I pressed one of the healing amulets my sisters had made over the wound, chanting in the old tongue, “Cneasaigh, cneasaigh a bháis báite in fhuil,” over and over. Gaelic for “Heal, heal, blood-soaked death.”
Minutes later, I felt Evan take a full breath. Felt his heartbeat steady under my hands. In the uncertain light, my tears splashed on his face. He opened his eyes and looked up at me. His beard was brighter than usual, tangled with his blood. He held my gaze, telling me so much in that one look. He loved me. Trusted me. Knew I was going on without him. Promised to live. Promised to take care of our children if I didn’t make it back. Demanded I live and come back to him. I sobbed with relief. Buried my face in his healing neck and cried.
? ? ?
We carried Evan back to the entrance, where my sisters called for an ambulance. As soon as he was stable, the three of us redistributed the supplies and headed back into the mine. I saw the severed head of the rogue in the shadows. Jane’s first forty-thousand-dollar trophy.
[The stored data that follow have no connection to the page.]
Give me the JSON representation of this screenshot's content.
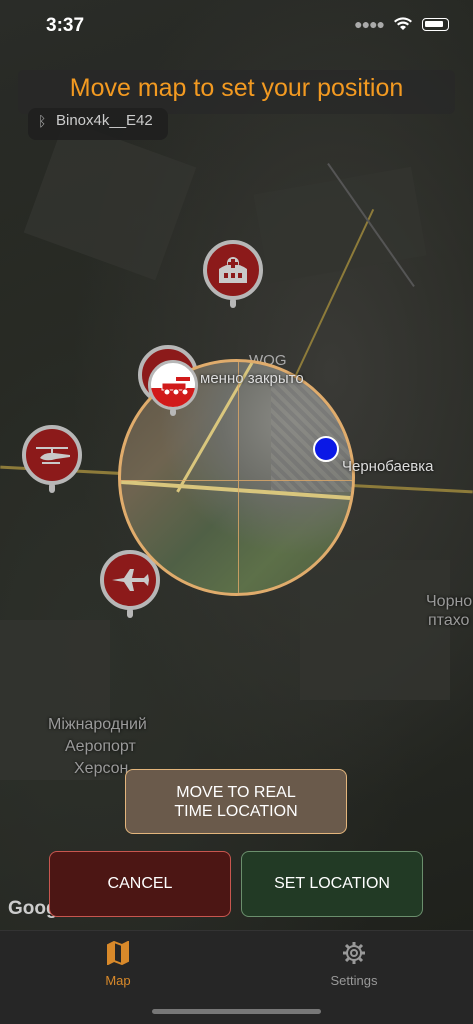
{
  "status_bar": {
    "time": "3:37"
  },
  "banner": {
    "title": "Move map to set your position"
  },
  "device": {
    "name": "Binox4k__E42"
  },
  "map": {
    "labels": {
      "wog": "WOG",
      "closed": "менно закрыто",
      "chernobaevka": "Чернобаевка",
      "right_edge_1": "Чорно",
      "right_edge_2": "птахо",
      "airport_1": "Міжнародний",
      "airport_2": "Аеропорт",
      "airport_3": "Херсон",
      "google": "Google"
    },
    "markers": [
      "hospital-icon",
      "rocket-launcher-icon",
      "helicopter-icon",
      "fighter-jet-icon",
      "artillery-icon"
    ]
  },
  "buttons": {
    "real_time_line1": "MOVE TO REAL",
    "real_time_line2": "TIME LOCATION",
    "cancel": "CANCEL",
    "set_location": "SET LOCATION"
  },
  "tabs": [
    {
      "label": "Map",
      "active": true
    },
    {
      "label": "Settings",
      "active": false
    }
  ],
  "colors": {
    "accent": "#f39a21",
    "marker_red": "#8c1a1a",
    "location_blue": "#0a18e6"
  }
}
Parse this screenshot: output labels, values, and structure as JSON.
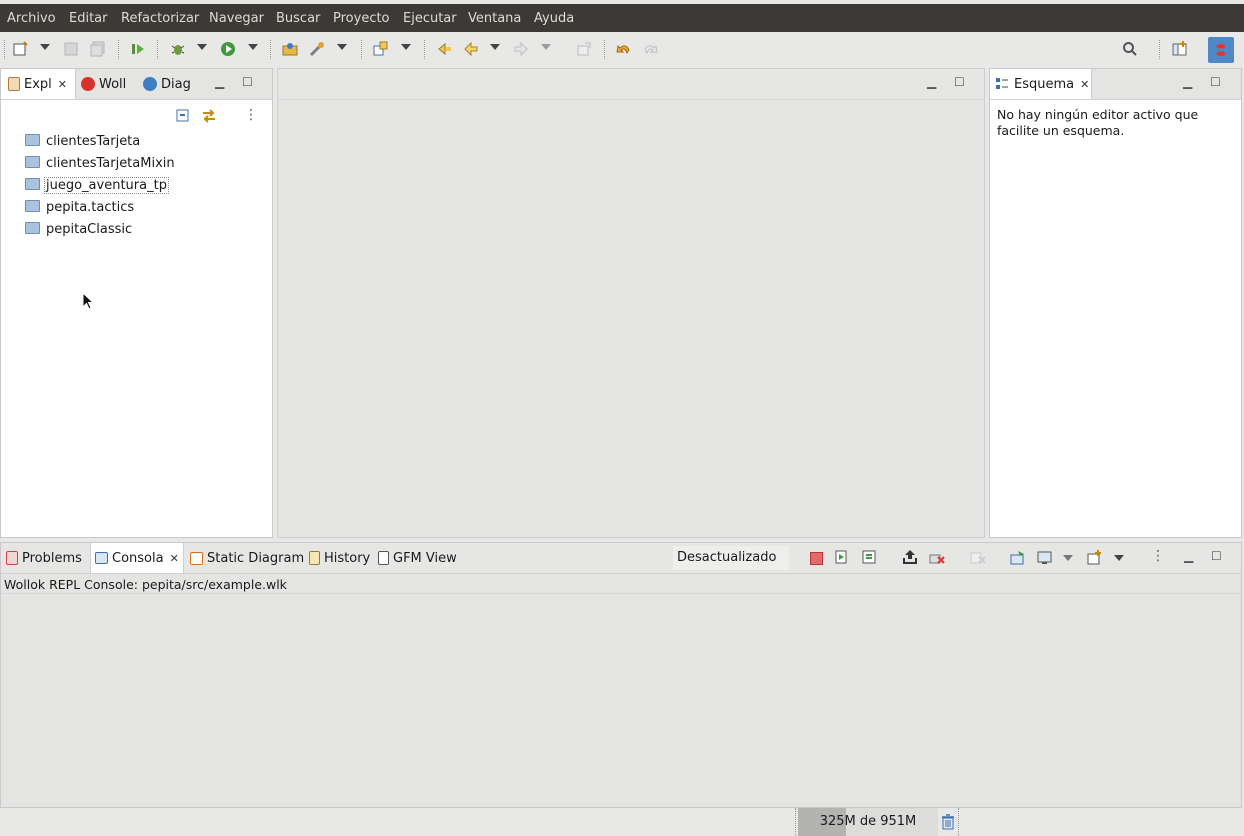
{
  "menu": {
    "items": [
      "Archivo",
      "Editar",
      "Refactorizar",
      "Navegar",
      "Buscar",
      "Proyecto",
      "Ejecutar",
      "Ventana",
      "Ayuda"
    ]
  },
  "toolbar": {
    "icons": [
      "new-wizard-icon",
      "save-icon",
      "save-all-icon",
      "run-last-icon",
      "debug-icon",
      "run-icon",
      "open-project-icon",
      "tools-icon",
      "new-element-icon",
      "back-history-icon",
      "back-icon",
      "forward-icon",
      "pin-icon",
      "undo-icon",
      "redo-icon",
      "search-icon",
      "open-perspective-icon",
      "wollok-perspective-icon"
    ]
  },
  "explorer": {
    "tabs": [
      {
        "label": "Expl",
        "icon": "project-explorer-icon"
      },
      {
        "label": "Woll",
        "icon": "wollok-icon"
      },
      {
        "label": "Diag",
        "icon": "diagram-icon"
      }
    ],
    "items": [
      "clientesTarjeta",
      "clientesTarjetaMixin",
      "juego_aventura_tp",
      "pepita.tactics",
      "pepitaClassic"
    ],
    "selected_index": 2
  },
  "outline": {
    "tab_label": "Esquema",
    "message": "No hay ningún editor activo que facilite un esquema."
  },
  "console": {
    "tabs": [
      {
        "label": "Problems",
        "icon": "problems-icon"
      },
      {
        "label": "Consola",
        "icon": "console-icon"
      },
      {
        "label": "Static Diagram",
        "icon": "static-diagram-icon"
      },
      {
        "label": "History",
        "icon": "history-icon"
      },
      {
        "label": "GFM View",
        "icon": "gfm-view-icon"
      }
    ],
    "status_field": "Desactualizado",
    "title": "Wollok REPL Console: pepita/src/example.wlk"
  },
  "status": {
    "memory": "325M de 951M",
    "memory_used_fraction": 0.342
  },
  "colors": {
    "menubar_bg": "#3b3a36",
    "panel_bg": "#ffffff",
    "editor_bg": "#e4e4e3"
  }
}
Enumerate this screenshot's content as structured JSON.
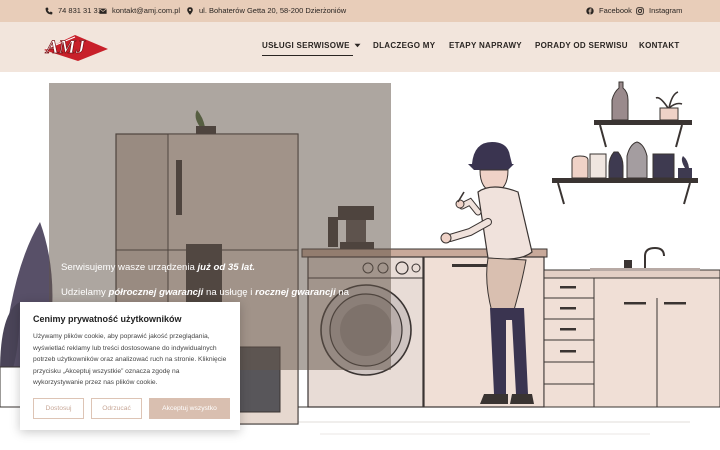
{
  "topbar": {
    "phone": "74 831 31 31",
    "email": "kontakt@amj.com.pl",
    "address": "ul. Bohaterów Getta 20, 58-200 Dzierżoniów",
    "facebook": "Facebook",
    "instagram": "Instagram"
  },
  "logo": {
    "text": "AMJ"
  },
  "nav": {
    "items": [
      {
        "label": "USŁUGI SERWISOWE"
      },
      {
        "label": "DLACZEGO MY"
      },
      {
        "label": "ETAPY NAPRAWY"
      },
      {
        "label": "PORADY OD SERWISU"
      },
      {
        "label": "KONTAKT"
      }
    ]
  },
  "hero": {
    "line1_pre": "Serwisujemy wasze urządzenia ",
    "line1_em": "już od 35 lat.",
    "line2_pre": "Udzielamy ",
    "line2_em1": "półrocznej gwarancji",
    "line2_mid": " na usługę i ",
    "line2_em2": "rocznej gwarancji",
    "line2_post": " na"
  },
  "cookie": {
    "title": "Cenimy prywatność użytkowników",
    "body": "Używamy plików cookie, aby poprawić jakość przeglądania, wyświetlać reklamy lub treści dostosowane do indywidualnych potrzeb użytkowników oraz analizować ruch na stronie. Kliknięcie przycisku „Akceptuj wszystkie” oznacza zgodę na wykorzystywanie przez nas plików cookie.",
    "customize": "Dostosuj",
    "reject": "Odrzucać",
    "accept": "Akceptuj wszystko"
  },
  "colors": {
    "topbar_bg": "#e8cdb9",
    "header_bg": "#f2e5dc",
    "logo_red": "#c8202a",
    "accent_button": "#d9bfb0"
  }
}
We had done one useful thing. We had rewritten the history books. We had proven that vampires could move around in the daylight as long as they were in complete absence of the sun. That meant we would have to fight rather than just stake and run. Lucky us.
There were six vampires left and three of us. By now, the remaining ones were surely alerted to our presence. Not good odds.
We were deep underground when the next attack took place. Jane must have smelled them coming because she shouted, “Ten o’clock! Two of them.” Her gun boomed. Brax’s spat flames as it fired. Two vampires fell. Jane dispatched them with a knife shaped like a small sword. While she sawed, and I looked away, she murmured, “Three down, four to go,” over and over, like a rich miser counting his gold.
We moved on. Down a level, deeper into the mountain. Jane led the way now, ignoring some branching tunnels, taking others, assuring us she knew where we were and where Carmen was. Like me, she ignored Brax’s questions about how.